When I was 6, I learned to clean my room not because my mom told me to clean it, but because she didn't. As soon as my piles of stuff got in the way of my doll-playing agenda I promptly reformed my living habits.
Fast-forward 13 years and I am in New York City, a city at the cusp of a garbage disaster, where authorities are focusing on all the wrong issues. Despite recent progress in the city waste program, New Yorkers still are not grasping the entirety of the garbage situation. This is due in part to a misleading initiatives established by the Department of Sanitation.
The truth is that New Yorkers annually generate 1.29 tons of solid waste per capita. Because NYC closed the last of its 89 landfills in 2001, most of this garbage goes to Tullytown, PA, or an equally lucky town, where it is buried or burned. Manhattan's waste is sent to Newark, NJ, where it is incinerated.
The Department of Sanitation instated this system after passing the Local Solid Waste Management Plan (LSWMP) in July 2006, which will be fully operational by 2009. The plan is a revolutionary improvement for handling garbage within the city, even striving to recycle 70 percent of solid waste by 2015. The problem is that the plan is a waste-export system that contributes to pollution and upsets residents of small towns around NYC.
Despite the innovations the LSWMP has brought to NYC-like using barges instead of trucks-long-term garbage solutions like waste reduction are not being considered. We have taken a step in the right direction but now the emphasis is all wrong. A good example of the failed continuation of garbage progress is a new public-awareness campaign sponsored by the Sanitation Commissioner, John Doherty and his buddy Mayor Bloomberg. These fellows were active in formulating the LSWMP formulation, but their latest project is set to the tune of "Stomp Out Litter," once and for all.
The plan is charming, but let's think about it for a minute. We are in the middle of a garbage disaster and the two most influential men for garbage decisions in the city are focusing on litter? Sure, litter looks bad, but we have had a fairly effective street cleaning program since 1918.
Besides, what actually happens when an obedient little kid throws away his Popsicle wrapper? Even if we "stomp out litter" completely, that trash is not disappearing, it is just being sent out of Manhattan and into the air we breathe because of the new and imperfect garbage plan.
While I admire their commitment to a clean NYC, Doherty and Bloomberg may be doing the public a disservice by presenting litter pick-up as a social service while not confronting New Yorkers with the real problem, that we have too much waste and nowhere to put it except in someone else's back yard.

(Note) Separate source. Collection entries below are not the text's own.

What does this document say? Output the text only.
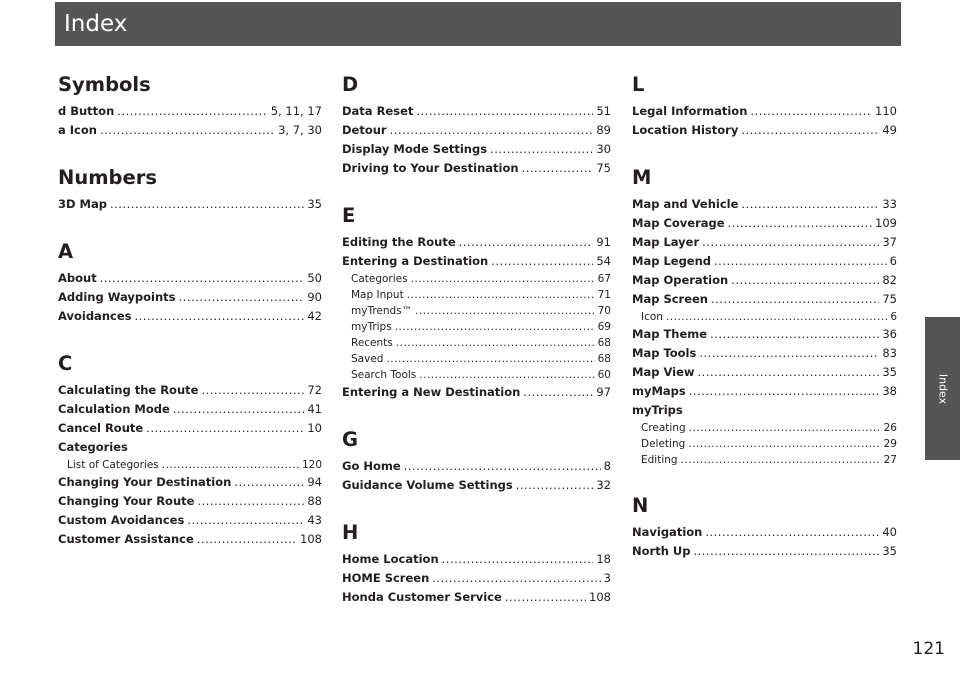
Index
Index
121
Symbols
d Button .....	5, 11, 17
a Icon .....	3, 7, 30
Numbers
3D Map .....	35
A
About .....	50
Adding Waypoints .....	90
Avoidances .....	42
C
Calculating the Route .....	72
Calculation Mode .....	41
Cancel Route .....	10
Categories
List of Categories .....	120
Changing Your Destination .....	94
Changing Your Route .....	88
Custom Avoidances .....	43
Customer Assistance .....	108
D
Data Reset .....	51
Detour .....	89
Display Mode Settings .....	30
Driving to Your Destination .....	75
E
Editing the Route .....	91
Entering a Destination .....	54
Categories .....	67
Map Input .....	71
myTrends™ .....	70
myTrips .....	69
Recents .....	68
Saved .....	68
Search Tools .....	60
Entering a New Destination .....	97
G
Go Home .....	8
Guidance Volume Settings .....	32
H
Home Location .....	18
HOME Screen .....	3
Honda Customer Service .....	108
L
Legal Information .....	110
Location History .....	49
M
Map and Vehicle .....	33
Map Coverage .....	109
Map Layer .....	37
Map Legend .....	6
Map Operation .....	82
Map Screen .....	75
Icon .....	6
Map Theme .....	36
Map Tools .....	83
Map View .....	35
myMaps .....	38
myTrips
Creating .....	26
Deleting .....	29
Editing .....	27
N
Navigation .....	40
North Up .....	35
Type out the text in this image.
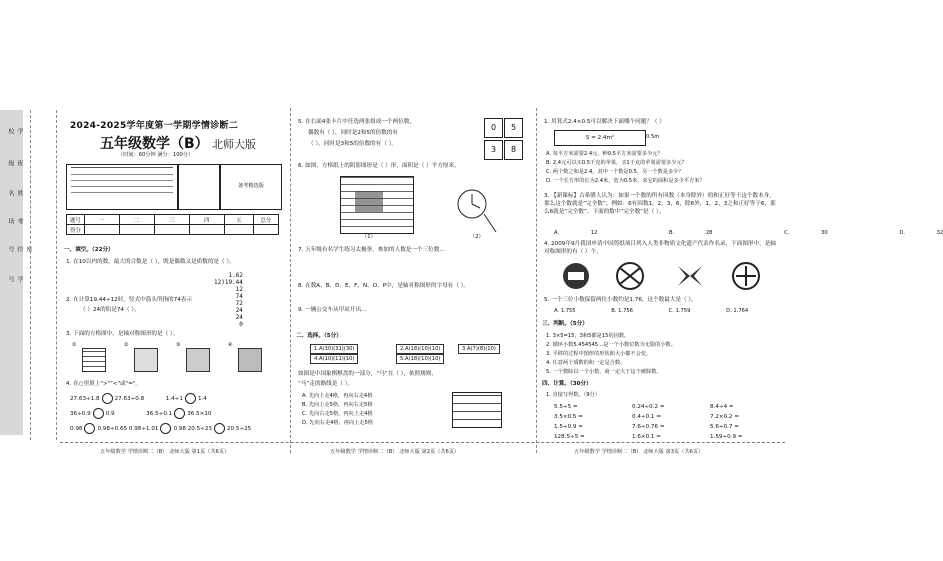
学校
班级
姓名
考场
座位号
学号
2024-2025学年度第一学期学情诊断二
五年级数学（B） 北师大版
（时间：60分钟 满分：100分）
备考精选版
题号	一	二	三	四	五	总分
得分						
一、填空。（22分）
1. 在10以内的数，最大的合数是（ ），既是偶数又是质数的是（ ）。
1.62
12)19.44
12
74
72
24
24
0
2. 在计算19.44÷12时，竖式中箭头所指的74表示
（ ）24的积是74（ ）。
3. 下面的方格图中，是轴对称图形的是（ ）。
①	②	③	④
4. 在○里填上">""<"或"="。
27.63÷1.8	27.63÷0.8	1.4÷1	1.4
36÷0.9	0.9	36.5÷0.1	36.5×10
0.98	0.98÷0.65 0.98÷1.01	0.98 20.5÷23	20.5÷25
五年级数学 学情诊断二（B） 北师大版 第1页（共6页）
5. 在右面4张卡片中任选两张组成一个两位数，
偶数有（ ），同时是2和5的倍数的有
（ ），同时是3和5的倍数的有（ ）。
0	5
3	8
6. 如图，方格纸上的阴影图形是（ ）形，面积是（ ）平方厘米。
（1）	（2）
7. 五年级有名学生练习太极拳，参加的人数是一个三位数…
8. 在数A、B、D、E、F、N、O、P中，是轴对称图形的字母有（ ）。
9. 一辆公交车从甲站开出…
二、选择。（5分）
1.A(30)(31)(30)	2.A(18)(10)(10)	3.A(7)(8)(10)
4.A(10)(11)(10)	5.A(18)(10)(10)
如图是中国象棋棋盘的一部分，“马”在（ ），依照规则，
“马”走的路线是（ ）。
A. 先向上走4格，再向右走4格
B. 先向上走5格，再向右走5格
C. 先向右走5格，再向上走4格
D. 先向右走4格，再向上走5格
五年级数学 学情诊断二（B） 北师大版 第2页（共6页）
1. 用算式2.4×0.5可以解决下面哪个问题？（ ）
S = 2.4m²	0.5m
A. 每平方米需要2.4元，种0.5平方米需要多少元？
B. 2.4元可以买0.5千克的苹果，买1千克的苹果需要多少元？
C. 两个数之和是2.4，其中一个数是0.5，另一个数是多少？
D. 一个长方形的长为2.4米，宽为0.5米，求它的面积是多少平方米？
3. 【新课标】古希腊人认为：如果一个数的所有因数（本身除外）的和正好等于这个数本身，那么这个数就是“完全数”。例如：6有因数1，2，3，6，除6外，1，2，3之和正好等于6，那么6就是“完全数”。下面的数中“完全数”是（ ）。
A. 12	B. 28	C. 30	D. 32
4. 2009年9月我国申请中国剪纸项目列入人类非物质文化遗产代表作名录，下面图形中，是轴对称图形的有（ ）个。
5. 一个三位小数保留两位小数约是1.76，这个数最大是（ ）。
A. 1.755	B. 1.756	C. 1.759	D. 1.764
三、判断。（5分）
1. 3×5=15，3和5都是15的因数。
2. 循环小数5.454545…是一个小数位数为无限的小数。
3. 平移的过程中图形的形状和大小都不会变。
4. 任意两个质数的积一定是合数。
5. 一个数除以一个小数，商一定大于这个被除数。
四、计算。（30分）
1. 直接写得数。（9分）
5.5÷5 =	0.24÷0.2 =	8.4÷4 =
3.5×0.5 =	0.4÷0.1 =	7.2×0.2 =
1.5÷0.9 =	7.6÷0.76 =	5.6÷0.7 =
128.5÷5 =	1.6×0.1 =	1.59÷0.9 =
五年级数学 学情诊断二（B） 北师大版 第3页（共6页）
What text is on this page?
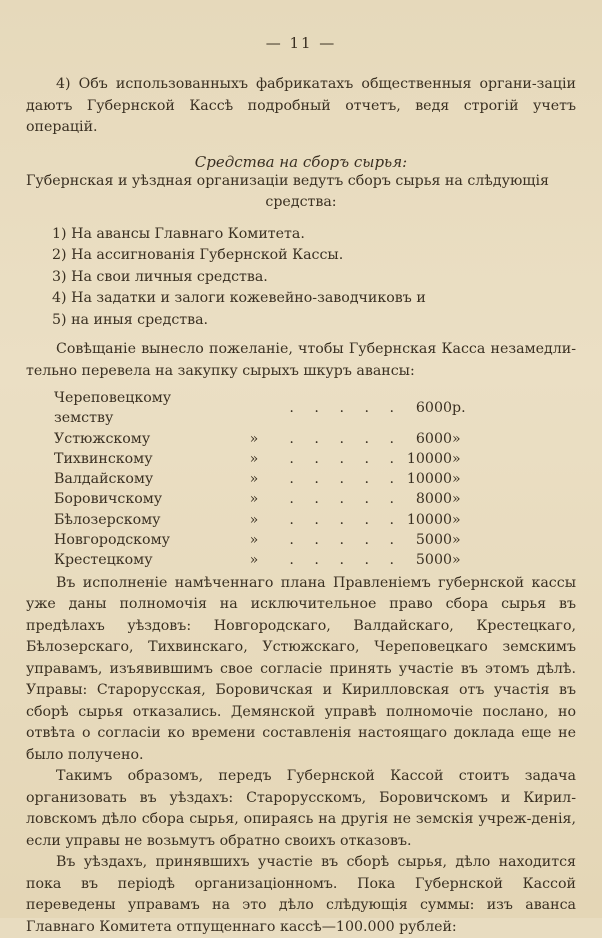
— 11 —

4) Объ использованныхъ фабрикатахъ общественныя органи-зацiи даютъ Губернской Кассѣ подробный отчетъ, ведя строгiй учетъ операцiй.

Средства на сборъ сырья:

Губернская и уѣздная организацiи ведутъ сборъ сырья на слѣдующiя

средства:

1) На авансы Главнаго Комитета.
2) На ассигнованiя Губернской Кассы.
3) На свои личныя средства.
4) На задатки и залоги кожевейно-заводчиковъ и
5) на иныя средства.

Совѣщанiе вынесло пожеланiе, чтобы Губернская Касса незамедли-тельно перевела на закупку сырыхъ шкуръ авансы:

Череповецкому земству		. . . . .	6000	р.
Устюжскому	»	. . . . .	6000	»
Тихвинскому	»	. . . . .	10000	»
Валдайскому	»	. . . . .	10000	»
Боровичскому	»	. . . . .	8000	»
Бѣлозерскому	»	. . . . .	10000	»
Новгородскому	»	. . . . .	5000	»
Крестецкому	»	. . . . .	5000	»

Въ исполненiе намѣченнаго плана Правленiемъ губернской кассы уже даны полномочiя на исключительное право сбора сырья въ предѣлахъ уѣздовъ: Новгородскаго, Валдайскаго, Крестецкаго, Бѣлозерскаго, Тихвинскаго, Устюжскаго, Череповецкаго земскимъ управамъ, изъявившимъ свое согласiе принять участiе въ этомъ дѣлѣ. Управы: Старорусская, Боровичская и Кирилловская отъ участiя въ сборѣ сырья отказались. Демянской управѣ полномочiе послано, но отвѣта о согласiи ко времени составленiя настоящаго доклада еще не было получено.

Такимъ образомъ, передъ Губернской Кассой стоитъ задача организовать въ уѣздахъ: Старорусскомъ, Боровичскомъ и Кирил-ловскомъ дѣло сбора сырья, опираясь на другiя не земскiя учреж-денiя, если управы не возьмутъ обратно своихъ отказовъ.

Въ уѣздахъ, принявшихъ участiе въ сборѣ сырья, дѣло находится пока въ перiодѣ организацiонномъ. Пока Губернской Кассой переведены управамъ на это дѣло слѣдующiя суммы: изъ аванса Главнаго Комитета отпущеннаго кассѣ—100.000 рублей:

Even though NYC recycles 17 percent of solid waste and brings recycling services to over 3 million residences and institutions that are required by law to recycle, recycling is not a panacea. Most waste is unrecyclable, and recycling in NYC, according to a study by the Independent Budget Office, is actually more costly for the city than just throwing stuff out.
Yet, in facing the greatest obstacles in city waste management since ocean dumping ceased in 1898, after passing the far-from-perfect LSWMP, Doherty and Bloomberg had no problem moving on to trivial pursuits, like posting a list of anti-litter tips on the Department of Sanitation Web site including, "Tell your kids that garbage belongs in the garbage can, not on their street or sidewalk." The list did not include a single tip about waste reduction or how to recycle effectively. Basically these men are dodging the problem, causing New Yorkers to miss the point: that we need to continue improving our garbage strategies.
The 1968 garbage strike was effective because huge piles of refuse accumulated on the streets in the summer heat and nobody wanted to live in a landfill, so New Yorkers dealt with the sanitation worker's complaints. I think it is time to bridge the gap between our garbage and ourselves again. I say let's litter; let's explicitly remind ourselves of the situation we are getting into by not shipping off our waste. Maybe then we can be motivated to devise practical methods of waste reduction instead of patting ourselves on the back for throwing our garbage in the right trash can or recycling bin. We need to escape the construction of denial that plans like "Stomp Out Litter" facilitate.
Wake up and smell the putrid offal, New York: We are living in happy ignorance in a clean city while someone else lives with our mess.